J'ai fréquenté Schopenhauer pendant dix ans. Il y a dix ans, j'ai voulu réagir. J'ai voulu contredire son argument selon lequel "les hommes étant ce qu'ils sont, il est vain de vouloir les changer. Dès lors, toute philosophie et toute action politique ne saurait déboucher que sur l'échec et le néant."
Je me suis donc engagé dans la recherche amazonienne, pendant dix ans. Lassé de déplorer sans cesse les destructions, j'ai cru que des études bien menées auraient quelque impact, déboucheraient sur quelque chose.
La destruction s'est accélérée, aujourd'hui à cause de grands barrages, hier à cause du boeuf, demain à cause de je ne sais quel produit en vogue qui parachèvera le grand massacre. Dix ans ont donc passé depuis cette espérance. Il est temps d'en revenir à Schopenhauer. A présent que j'ai mûri, je comprends enfin, et non par coquetterie, qu'il avait raison.
Lorsqu'on a fini de ressasser ses échecs et l'éventuelle décision de tout laisser tomber, il ne reste plus qu'à ressasser le fait que l'on ressasse.
J'ai donc décidé d'innover un peu en développant un petit scorbut, cela quatre jours avant mon départ pour le Brésil. Mes dents se déchaussent, mes plombages cèdent sous l'effet de ce déchaussement.
Je n'attends même plus d'être en Amazonie pour me délabrer.
Dîner ce soir avec une agent secret autrichienne. Sans doute cherche-t-elle à connaître les orientations stratégiques adoptées à la dernière réunion à Neverland.
Je lui parle de mon projet de parrainage des animaux de zoo par les enfants des écoles. On commencerait par une journée portes ouvertes à la Fauverie du Jardin des Plantes. Une fois accoutumés à ce régime, les fauves pourraient aisément absorber les élèves surnuméraires. Pour les écoles élémentaires, l'avantage serait certainement les portions individuelles, et l'absence d'os pointus susceptibles de se ficher dans un gosier.
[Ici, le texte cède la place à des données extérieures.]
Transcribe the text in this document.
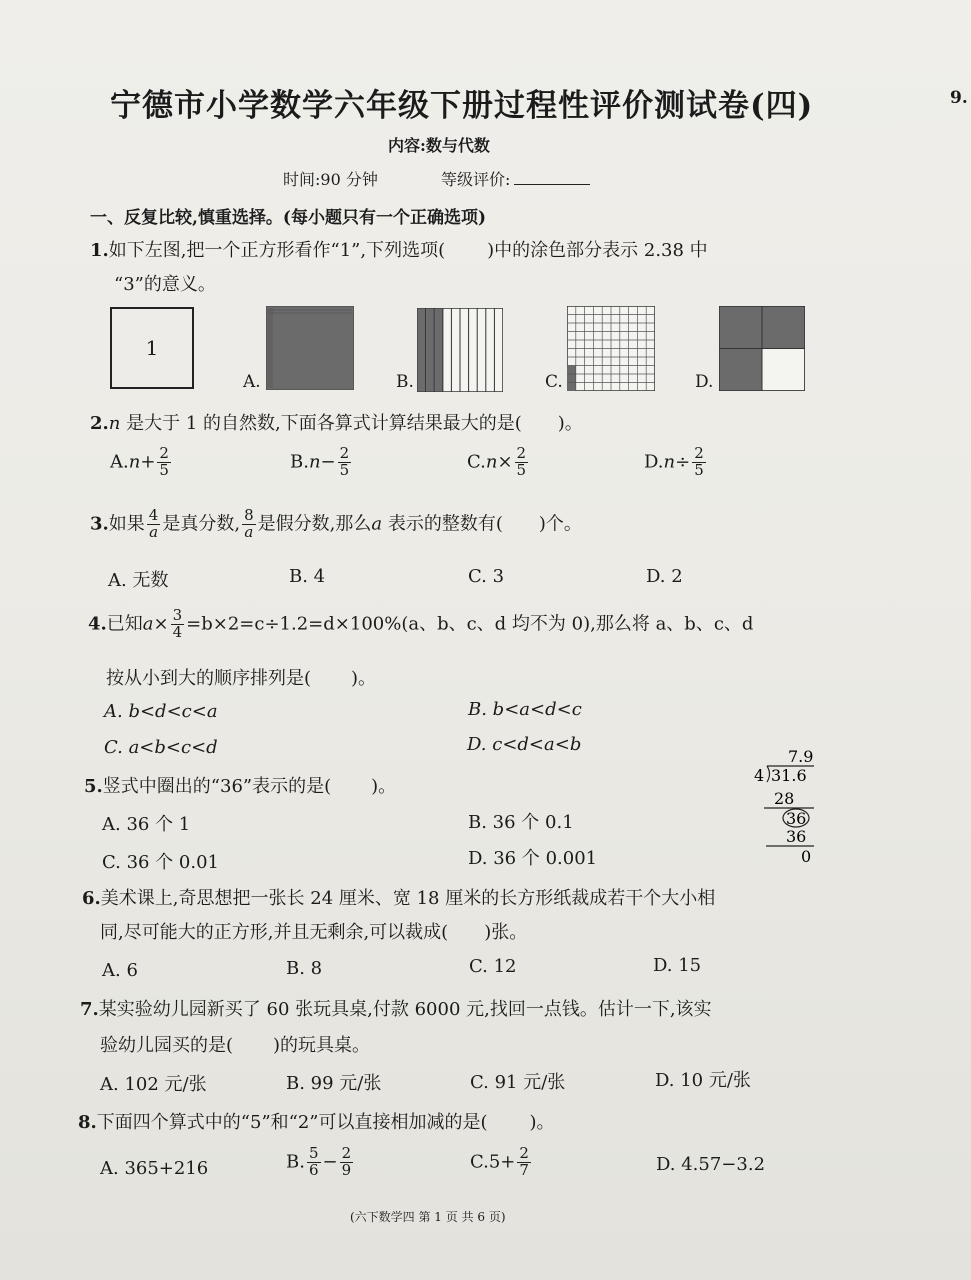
宁德市小学数学六年级下册过程性评价测试卷(四)	9.
内容:数与代数
时间:90 分钟	等级评价:
一、反复比较,慎重选择。(每小题只有一个正确选项)
1.如下左图,把一个正方形看作“1”,下列选项( )中的涂色部分表示 2.38 中
“3”的意义。
1
A.	B.	C.	D.
2.n 是大于 1 的自然数,下面各算式计算结果最大的是( )。
$A.n+ \frac{2}{5}$	$B.n- \frac{2}{5}$	$C.n\times \frac{2}{5}$	$D.n\div \frac{2}{5}$
3.如果 $\frac{4}{a}$ 是真分数, $\frac{8}{a}$ 是假分数,那么a 表示的整数有( )个。
A. 无数	B. 4	C. 3	D. 2
4.已知$a\times \frac{3}{4} =b\times 2=c\div 1.2=d\times 100\%(a$、b、c、d 均不为 0),那么将 a、b、c、d
按从小到大的顺序排列是( )。
A. b<d<c<a	B. b<a<d<c
C. a<b<c<d	D. c<d<a<b
5.竖式中圈出的“36”表示的是( )。
A. 36 个 1	B. 36 个 0.1
C. 36 个 0.01	D. 36 个 0.001
7.9
4 31.6
28
36
36
0
6.美术课上,奇思想把一张长 24 厘米、宽 18 厘米的长方形纸裁成若干个大小相
同,尽可能大的正方形,并且无剩余,可以裁成( )张。
A. 6	B. 8	C. 12	D. 15
7.某实验幼儿园新买了 60 张玩具桌,付款 6000 元,找回一点钱。估计一下,该实
验幼儿园买的是( )的玩具桌。
A. 102 元/张	B. 99 元/张	C. 91 元/张	D. 10 元/张
8.下面四个算式中的“5”和“2”可以直接相加减的是( )。
A. 365+216	B. $\frac{5}{6} - \frac{2}{9}$	$C.5+ \frac{2}{7}$	D. 4.57−3.2
(六下数学四 第 1 页 共 6 页)
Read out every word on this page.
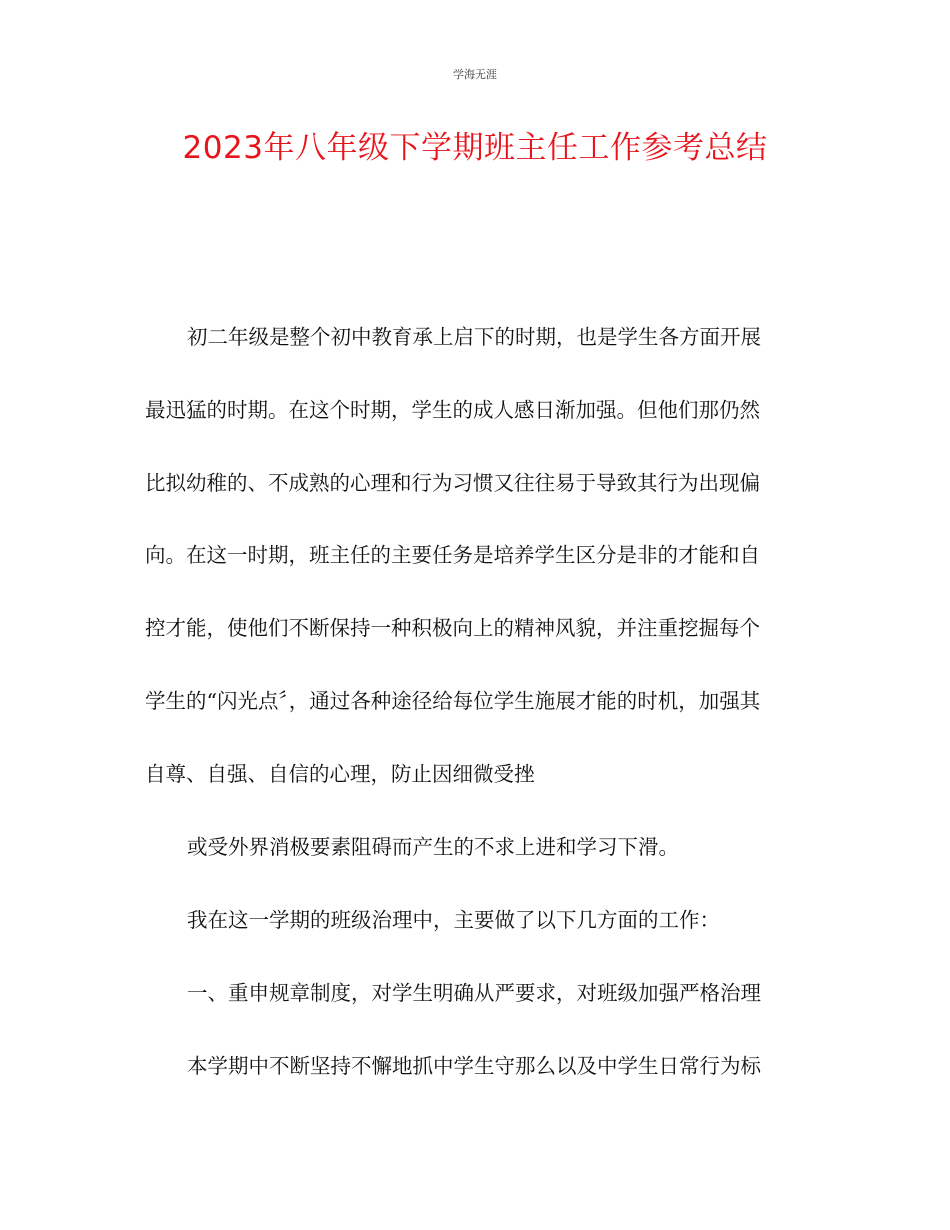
学海无涯
2023年八年级下学期班主任工作参考总结
初二年级是整个初中教育承上启下的时期，也是学生各方面开展
最迅猛的时期。在这个时期，学生的成人感日渐加强。但他们那仍然
比拟幼稚的、不成熟的心理和行为习惯又往往易于导致其行为出现偏
向。在这一时期，班主任的主要任务是培养学生区分是非的才能和自
控才能，使他们不断保持一种积极向上的精神风貌，并注重挖掘每个
学生的“闪光点〞，通过各种途径给每位学生施展才能的时机，加强其
自尊、自强、自信的心理，防止因细微受挫
或受外界消极要素阻碍而产生的不求上进和学习下滑。
我在这一学期的班级治理中，主要做了以下几方面的工作：
一、重申规章制度，对学生明确从严要求，对班级加强严格治理
本学期中不断坚持不懈地抓中学生守那么以及中学生日常行为标
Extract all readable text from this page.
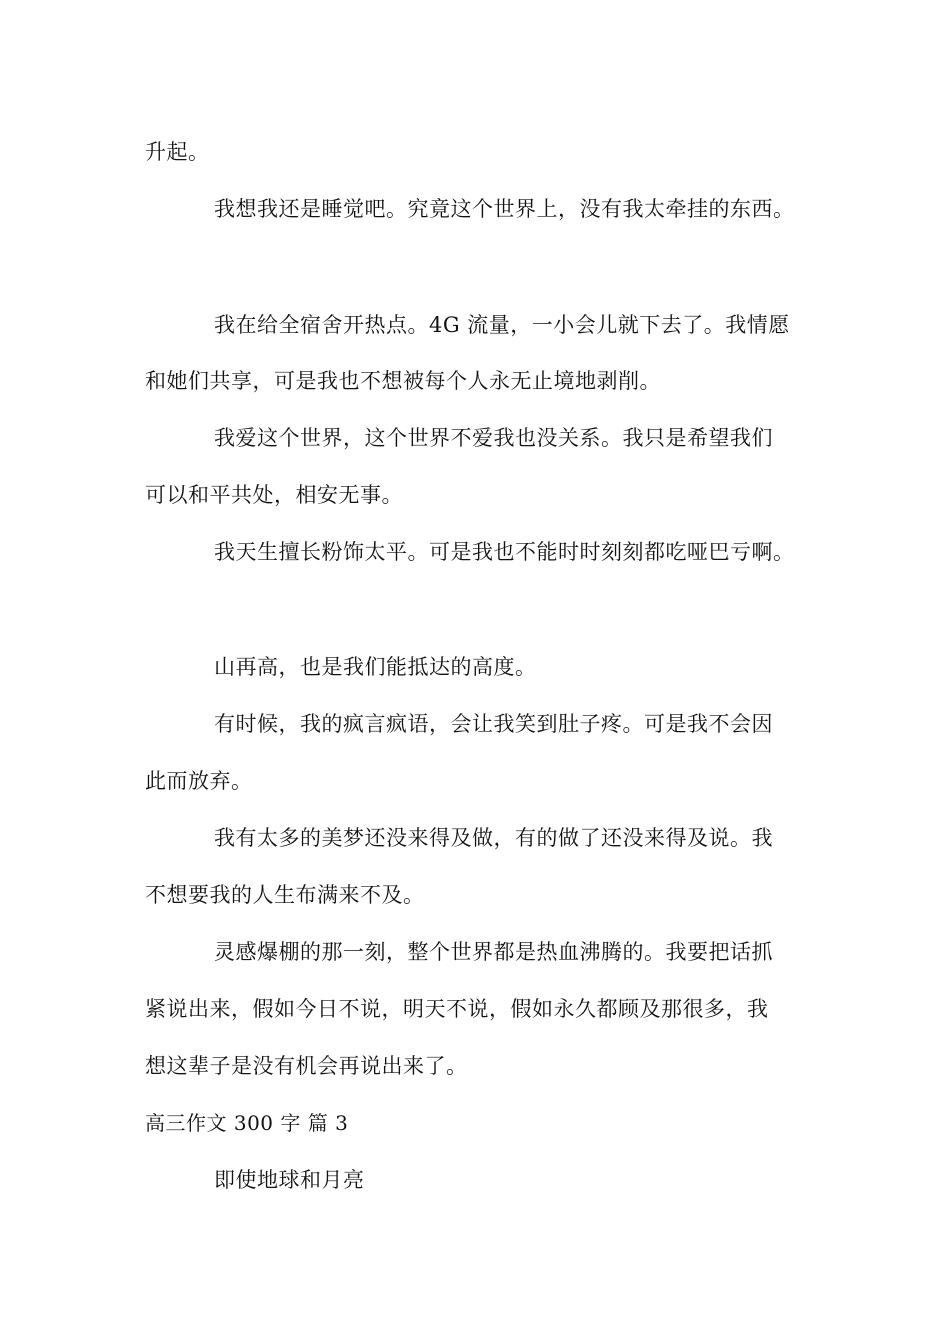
升起。
我想我还是睡觉吧。究竟这个世界上，没有我太牵挂的东西。
我在给全宿舍开热点。4G 流量，一小会儿就下去了。我情愿
和她们共享，可是我也不想被每个人永无止境地剥削。
我爱这个世界，这个世界不爱我也没关系。我只是希望我们
可以和平共处，相安无事。
我天生擅长粉饰太平。可是我也不能时时刻刻都吃哑巴亏啊。
山再高，也是我们能抵达的高度。
有时候，我的疯言疯语，会让我笑到肚子疼。可是我不会因
此而放弃。
我有太多的美梦还没来得及做，有的做了还没来得及说。我
不想要我的人生布满来不及。
灵感爆棚的那一刻，整个世界都是热血沸腾的。我要把话抓
紧说出来，假如今日不说，明天不说，假如永久都顾及那很多，我
想这辈子是没有机会再说出来了。
高三作文 300 字 篇 3
即使地球和月亮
Mon amie agent secret approuve en son for intérieur. Elle se demande toutefois si rester assis chez moi à regarder des séries idiotes est un bon moyen de me tenir informé des secrets d'Etat. Non, lui dis-je, mais au moins ne vais-je pas emmerder les Somaliens avec des projets à la noix.
Nos bières s'achèvent, nous marchons rue de Bretagne, je la raccompagne chez elle. Et voilà.